TYLKO U NAS! Miszczak ma konkretne plany względem Steczkowskiej? Takie wieści w świetle Eurowizji
Justyna Steczkowska reprezentowała Polskę podczas finału Eurowizji 2025. W międzyczasie porozmawialiśmy z Edwardem Miszczakiem na temat tego, czy ma jakieś plany względem gwiazdy w ramówce Polsatu. Oto, co powiedział.
Edward Miszczak, po latach pracy w TVN, objął stanowisko dyrektora programowego w Polsacie. Jego przejście do stacji ze słoneczkiem w logo w 2023 roku było szeroko komentowane w branży medialnej, a jego wpływ na stację jest mocno widoczny. Miszczak wprowadził nowe formaty, takie jak m.in. "halo tu polsat", które ma konkurować z innymi popularnymi programami śniadaniowymi.
Dalsza część artykułu pod materiałem wideo
Edward Miszczak o festiwalu w Sopocie i planach związanych z Justyną Steczkowską
Edward Miszczak zapowiada festiwal w Sopocie
Jedną z inicjatyw, które Miszczak bardzo mocno stara się promować, jest coroczny polsatowski festiwal w Sopocie. Na co najmocniej czeka w tym roku? Jak zdradził w rozmowie z Karoliną Motylewską z Jastrząb Post, bardzo ekscytuje go wizja wspólnego koncertu duetu Kayah & Bregović.
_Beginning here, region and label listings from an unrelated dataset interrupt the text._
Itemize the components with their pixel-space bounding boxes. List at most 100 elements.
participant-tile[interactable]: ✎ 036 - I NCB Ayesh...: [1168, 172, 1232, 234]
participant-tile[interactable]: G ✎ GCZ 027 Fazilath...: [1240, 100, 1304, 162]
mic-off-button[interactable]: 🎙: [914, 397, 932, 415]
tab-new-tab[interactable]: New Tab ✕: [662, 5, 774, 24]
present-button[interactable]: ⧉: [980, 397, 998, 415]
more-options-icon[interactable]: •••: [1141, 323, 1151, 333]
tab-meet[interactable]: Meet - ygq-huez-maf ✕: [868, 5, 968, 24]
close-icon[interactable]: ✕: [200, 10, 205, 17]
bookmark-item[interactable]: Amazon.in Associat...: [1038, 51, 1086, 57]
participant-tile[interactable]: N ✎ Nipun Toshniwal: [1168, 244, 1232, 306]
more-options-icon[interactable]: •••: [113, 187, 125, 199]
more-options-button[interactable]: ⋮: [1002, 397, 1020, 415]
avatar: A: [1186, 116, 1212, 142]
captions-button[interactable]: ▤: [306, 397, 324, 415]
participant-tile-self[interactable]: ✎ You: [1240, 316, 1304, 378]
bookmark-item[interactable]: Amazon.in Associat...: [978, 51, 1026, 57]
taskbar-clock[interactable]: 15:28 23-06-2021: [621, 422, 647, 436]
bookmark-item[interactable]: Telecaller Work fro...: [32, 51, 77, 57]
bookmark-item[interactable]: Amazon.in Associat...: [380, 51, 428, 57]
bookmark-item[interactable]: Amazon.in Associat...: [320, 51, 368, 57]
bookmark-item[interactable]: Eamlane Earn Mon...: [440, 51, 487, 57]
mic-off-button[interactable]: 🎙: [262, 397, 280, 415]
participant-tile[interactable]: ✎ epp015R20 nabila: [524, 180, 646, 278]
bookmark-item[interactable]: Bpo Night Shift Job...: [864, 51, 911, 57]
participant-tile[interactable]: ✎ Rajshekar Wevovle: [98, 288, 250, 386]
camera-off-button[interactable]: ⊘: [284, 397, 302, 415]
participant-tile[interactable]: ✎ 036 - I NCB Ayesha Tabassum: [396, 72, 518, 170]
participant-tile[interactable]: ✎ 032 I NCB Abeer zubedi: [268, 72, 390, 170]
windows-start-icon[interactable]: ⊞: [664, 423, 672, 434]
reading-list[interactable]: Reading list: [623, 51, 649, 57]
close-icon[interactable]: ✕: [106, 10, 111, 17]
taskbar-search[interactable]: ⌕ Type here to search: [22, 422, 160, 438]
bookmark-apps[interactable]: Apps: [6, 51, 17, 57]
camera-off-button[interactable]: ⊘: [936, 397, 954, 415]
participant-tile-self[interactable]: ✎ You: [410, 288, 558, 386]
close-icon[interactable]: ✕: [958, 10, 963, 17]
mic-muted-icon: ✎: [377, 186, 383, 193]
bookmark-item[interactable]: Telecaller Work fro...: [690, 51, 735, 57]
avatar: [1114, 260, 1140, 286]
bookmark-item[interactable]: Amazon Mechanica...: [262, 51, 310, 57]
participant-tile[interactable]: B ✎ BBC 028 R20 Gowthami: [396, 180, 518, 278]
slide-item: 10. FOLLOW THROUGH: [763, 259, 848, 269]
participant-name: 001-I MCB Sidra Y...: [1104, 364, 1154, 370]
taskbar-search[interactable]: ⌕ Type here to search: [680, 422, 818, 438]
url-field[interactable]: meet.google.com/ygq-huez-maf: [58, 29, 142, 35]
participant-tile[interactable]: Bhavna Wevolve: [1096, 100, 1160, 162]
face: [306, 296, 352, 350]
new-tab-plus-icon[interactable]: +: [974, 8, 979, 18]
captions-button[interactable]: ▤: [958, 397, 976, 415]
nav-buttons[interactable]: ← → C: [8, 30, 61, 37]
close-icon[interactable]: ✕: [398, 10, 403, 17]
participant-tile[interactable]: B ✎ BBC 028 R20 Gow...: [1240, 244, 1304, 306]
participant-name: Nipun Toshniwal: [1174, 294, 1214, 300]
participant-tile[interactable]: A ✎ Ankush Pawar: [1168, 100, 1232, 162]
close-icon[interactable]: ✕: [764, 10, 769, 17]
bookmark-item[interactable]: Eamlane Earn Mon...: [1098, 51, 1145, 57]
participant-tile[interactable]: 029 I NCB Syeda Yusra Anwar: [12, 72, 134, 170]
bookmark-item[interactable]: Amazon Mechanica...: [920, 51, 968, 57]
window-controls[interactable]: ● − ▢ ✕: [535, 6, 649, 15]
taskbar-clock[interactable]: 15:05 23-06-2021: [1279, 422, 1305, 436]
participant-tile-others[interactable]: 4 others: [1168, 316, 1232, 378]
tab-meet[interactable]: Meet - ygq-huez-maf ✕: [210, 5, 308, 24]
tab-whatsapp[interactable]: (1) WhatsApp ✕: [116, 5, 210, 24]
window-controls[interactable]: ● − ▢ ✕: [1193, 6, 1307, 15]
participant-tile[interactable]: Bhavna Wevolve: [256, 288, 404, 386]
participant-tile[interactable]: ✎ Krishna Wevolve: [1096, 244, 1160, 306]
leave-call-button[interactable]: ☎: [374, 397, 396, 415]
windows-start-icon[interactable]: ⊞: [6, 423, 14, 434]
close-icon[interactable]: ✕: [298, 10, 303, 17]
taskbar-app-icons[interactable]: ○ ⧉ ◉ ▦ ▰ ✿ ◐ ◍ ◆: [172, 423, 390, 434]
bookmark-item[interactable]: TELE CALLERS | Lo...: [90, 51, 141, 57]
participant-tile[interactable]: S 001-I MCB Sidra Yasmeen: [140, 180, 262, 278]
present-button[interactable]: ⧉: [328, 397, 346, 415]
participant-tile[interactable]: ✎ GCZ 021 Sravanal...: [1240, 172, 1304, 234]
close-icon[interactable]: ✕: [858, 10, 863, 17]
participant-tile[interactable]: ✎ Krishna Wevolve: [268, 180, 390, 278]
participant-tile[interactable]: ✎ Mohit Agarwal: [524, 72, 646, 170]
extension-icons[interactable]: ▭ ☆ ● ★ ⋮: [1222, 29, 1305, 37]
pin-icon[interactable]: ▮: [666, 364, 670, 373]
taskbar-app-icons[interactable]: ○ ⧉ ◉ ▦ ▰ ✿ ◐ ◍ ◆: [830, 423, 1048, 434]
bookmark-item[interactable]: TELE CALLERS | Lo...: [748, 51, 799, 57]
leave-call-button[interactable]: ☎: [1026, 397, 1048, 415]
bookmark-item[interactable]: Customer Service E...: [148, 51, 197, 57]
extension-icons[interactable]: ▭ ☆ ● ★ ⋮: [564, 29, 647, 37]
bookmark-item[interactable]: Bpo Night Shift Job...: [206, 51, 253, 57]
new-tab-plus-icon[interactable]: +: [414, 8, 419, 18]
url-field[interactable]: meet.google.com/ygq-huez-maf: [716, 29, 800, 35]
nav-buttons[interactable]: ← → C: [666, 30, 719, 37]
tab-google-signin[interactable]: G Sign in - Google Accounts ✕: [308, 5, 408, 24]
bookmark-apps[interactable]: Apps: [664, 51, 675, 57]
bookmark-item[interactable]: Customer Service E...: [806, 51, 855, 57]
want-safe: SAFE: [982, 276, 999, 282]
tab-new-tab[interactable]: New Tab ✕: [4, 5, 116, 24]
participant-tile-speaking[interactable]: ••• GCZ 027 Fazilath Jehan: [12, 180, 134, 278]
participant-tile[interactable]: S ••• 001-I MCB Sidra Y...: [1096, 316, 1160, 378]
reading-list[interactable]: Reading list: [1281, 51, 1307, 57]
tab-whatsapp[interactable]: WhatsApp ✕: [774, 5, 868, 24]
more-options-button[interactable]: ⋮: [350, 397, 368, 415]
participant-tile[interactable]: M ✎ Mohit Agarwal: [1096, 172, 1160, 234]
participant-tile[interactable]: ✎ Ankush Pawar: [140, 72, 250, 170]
Czekam na Kayah i na Bregovića. Kayah też najbardziej czeka na swój występ z Bregovićem. To była nasza młodość, to było szaleństwo. To, co wtedy zobaczyliśmy, było wielkie. 26 lat nie było ich w telewizji. Zobaczymy ich po raz kolejny. Oczywiście boimy się, żeby się nie wdarła w to wszystko polityka, ale generalnie fajnie poczekać na te dwa głosy.
Edward Miszczak ma plany względem Justyny Steczkowskiej?
Jesteśmy właśnie po finale Eurowizji, na którym reprezentowała nas Justyna Steczkowska. Czy po jej powrocie do Polski Miszczak ma konkretne plany względem jurorki "Twoja twarz brzmi znajomo"? Odpowiedział krótko, lecz z nadzieją w głosie.
Generalnie my nad czymś tam pracujemy w perspektywie, ale proszę pamiętać... Wyleciała. Ale gdzie wróci? Do naszego programu, który bardzo ją pokochał, a ona pokochała ten program. Myślę, że na długo Polsat zostanie jej stacją.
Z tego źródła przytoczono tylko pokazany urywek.